Но не совсем так, как описывает это Фауст. «Твои губы выпили мою душу, — говорит он Елене. — Видишь, вон она летит!» А губы Розеллы вовсе не выпили мою душу. Наоборот, они вдохнули душу в меня, и я сидел, чувствуя, зная, даже видя, как в сухой, взбаламученной тьме моего существа разгорается все ярче крохотная светлая точка, превращаясь в сияющий шар, и я понемногу, боясь поверить, понял — это и есть умиротворенность и покой.
Онемев от этого сияющего блаженства, я сидел, повторяя про себя одно слово — «любовь». Оно не выходило у меня из головы. «Наверное, это она и есть», — думал я про себя в изумлении. Но тут пришла еще одна мысль: чтобы познать любовь, чтобы ее чувствовать, надо кого-нибудь любить.
Моя голова сама собой медленно, нехотя, почти через силу повернулась к склоненной голове девушки, чья мокрая от слез — причины которых я постигнуть не мог — щека была прижата к тыльной стороне кисти моей правой руки.
Левая моя рука потянулась вперед вместе с туловищем, медленно и осторожно, словно боясь нарушить хрупкое равновесие. Еще немного, и она дотронется до этой склоненной головы. Я вдруг понял, что сижу задержав дыхание. Мне хотелось положить руку на эту голову. Как благословение. В знак благодарности. В общем, что-то в этом роде.
Моя рука так и не достигла своей цели. Намеренно или нет, но момент был выбран точно, и этого не случилось.
Розелла неожиданно села прямо. Вытерла глаза. Пригладила волосы. Провела по губам помадой, потом обтерла их в темноте.

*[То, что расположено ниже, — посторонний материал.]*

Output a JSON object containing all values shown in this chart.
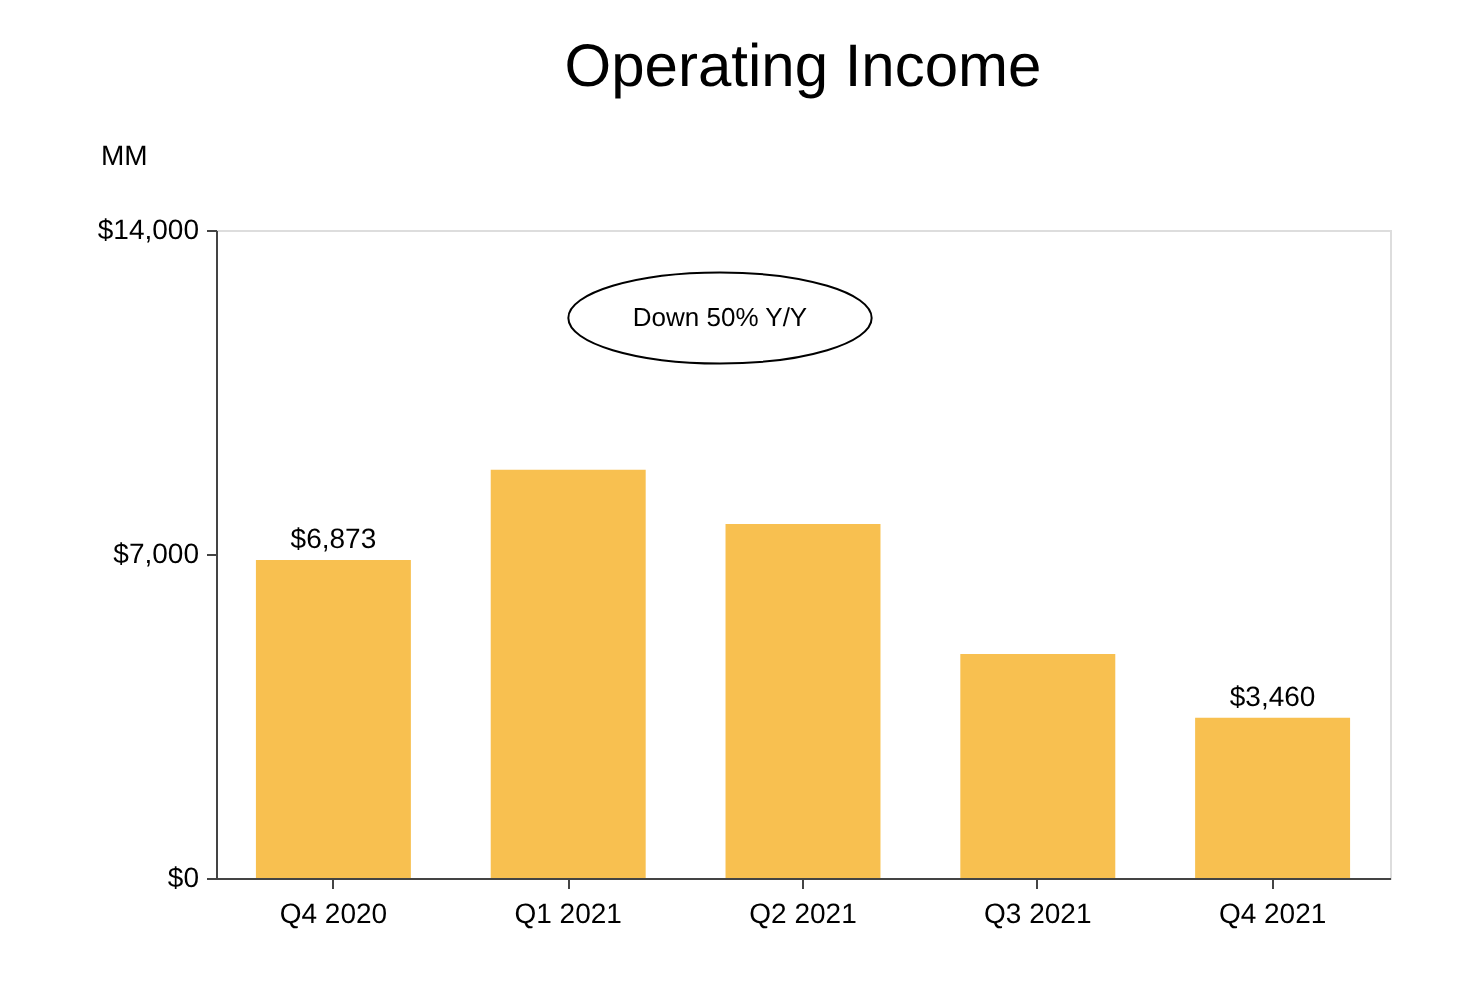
{
  "chart_data": {
    "type": "bar",
    "title": "Operating Income",
    "ylabel": "MM",
    "categories": [
      "Q4 2020",
      "Q1 2021",
      "Q2 2021",
      "Q3 2021",
      "Q4 2021"
    ],
    "values": [
      6873,
      8820,
      7650,
      4840,
      3460
    ],
    "color": "#f8c050",
    "value_labels": [
      "$6,873",
      null,
      null,
      null,
      "$3,460"
    ],
    "ylim": [
      0,
      14000
    ],
    "yticks": [
      {
        "value": 0,
        "label": "$0"
      },
      {
        "value": 7000,
        "label": "$7,000"
      },
      {
        "value": 14000,
        "label": "$14,000"
      }
    ],
    "annotations": [
      "Down 50% Y/Y"
    ],
    "grid": false
  }
}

Снова взяв меня за руку, она подвинулась на сиденье, отворила дверцу машины, потянула меня за руку, вышла и уже стояла снаружи, все еще не выпуская моей руки, — прежде чем я сумел произнести:
— Что?.. Что?..
— Пойдем заглянем ненадолго, — сказала она. — Прежде чем уехать.
— Но мы не… — начал я.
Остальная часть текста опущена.